Technical SEO

What is schema markup and which schemas matter?

Updated April 19, 2026
Quick Answer

Schema markup (structured data) is JSON-LD code that tells Google exactly what your page is about — a product, a recipe, a service, a local business, an FAQ. The high-impact schemas for Toronto businesses are LocalBusiness, Service, FAQPage, BreadcrumbList, Review, and Article. Done right, schema unlocks rich results that lift CTR by 20–40%.

The schemas every Toronto business should implement

LocalBusiness (or a more specific subtype like Dentist, LegalService, Plumber): on your homepage and contact page with NAP, hours, geo-coordinates, service area, and aggregateRating.

Service: on every service page describing what the service is, what it costs, and what areas it covers.

FAQPage: on any page with a real FAQ section, eligible to display expandable Q&A directly in the SERP.

BreadcrumbList: on every interior page to show navigation breadcrumbs in search results.

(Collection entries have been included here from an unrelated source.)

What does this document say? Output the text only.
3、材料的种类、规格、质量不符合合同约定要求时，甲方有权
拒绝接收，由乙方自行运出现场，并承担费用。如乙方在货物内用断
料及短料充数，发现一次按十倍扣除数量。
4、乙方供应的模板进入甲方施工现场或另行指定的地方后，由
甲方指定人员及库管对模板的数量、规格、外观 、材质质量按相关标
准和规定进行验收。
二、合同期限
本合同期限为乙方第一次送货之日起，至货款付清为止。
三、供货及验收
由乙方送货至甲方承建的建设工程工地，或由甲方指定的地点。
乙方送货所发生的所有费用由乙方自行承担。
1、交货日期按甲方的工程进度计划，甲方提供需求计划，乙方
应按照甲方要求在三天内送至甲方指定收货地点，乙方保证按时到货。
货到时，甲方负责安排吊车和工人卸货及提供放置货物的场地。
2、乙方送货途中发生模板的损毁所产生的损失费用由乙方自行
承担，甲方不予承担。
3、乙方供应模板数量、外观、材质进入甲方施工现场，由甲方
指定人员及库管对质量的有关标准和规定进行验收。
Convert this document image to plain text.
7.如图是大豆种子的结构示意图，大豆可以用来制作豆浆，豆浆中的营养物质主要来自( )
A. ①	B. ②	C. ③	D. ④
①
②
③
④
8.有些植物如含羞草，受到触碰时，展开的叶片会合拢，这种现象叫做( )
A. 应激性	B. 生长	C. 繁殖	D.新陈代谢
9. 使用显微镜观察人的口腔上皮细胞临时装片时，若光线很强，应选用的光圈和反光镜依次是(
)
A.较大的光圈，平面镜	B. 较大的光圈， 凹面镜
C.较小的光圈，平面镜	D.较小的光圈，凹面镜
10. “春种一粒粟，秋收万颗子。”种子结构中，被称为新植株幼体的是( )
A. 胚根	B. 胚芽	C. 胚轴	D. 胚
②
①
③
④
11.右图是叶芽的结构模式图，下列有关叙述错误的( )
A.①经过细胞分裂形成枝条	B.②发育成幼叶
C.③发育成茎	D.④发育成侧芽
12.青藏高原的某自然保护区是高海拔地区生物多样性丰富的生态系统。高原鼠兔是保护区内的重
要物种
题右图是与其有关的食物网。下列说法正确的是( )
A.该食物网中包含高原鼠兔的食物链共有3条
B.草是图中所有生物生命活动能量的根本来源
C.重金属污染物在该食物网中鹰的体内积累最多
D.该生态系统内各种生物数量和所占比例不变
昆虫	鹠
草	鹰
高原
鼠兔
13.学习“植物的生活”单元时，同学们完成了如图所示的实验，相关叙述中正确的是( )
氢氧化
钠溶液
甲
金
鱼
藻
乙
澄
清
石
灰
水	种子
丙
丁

Article and Author: on blog content to establish E-E-A-T signals.

How to validate schema

Use Google's Rich Results Test (search.google.com/test/rich-results) to validate every schema before deployment. The test will tell you which rich result type your markup is eligible for and flag missing required properties.

After deployment, monitor the Enhancements section of Search Console — this shows how many pages are valid, have warnings, or are erroring across each schema type.

Common schema mistakes that kill rich results

Don't mark up content that isn't visible to users (Google calls this 'hidden content' and ignores it). Don't use Review schema for self-reviews on your own service pages — Google now requires reviews to be attributed to a third party.

Don't claim aggregateRating you don't actually have. False reviews are one of the most common reasons rich results disappear after a manual action.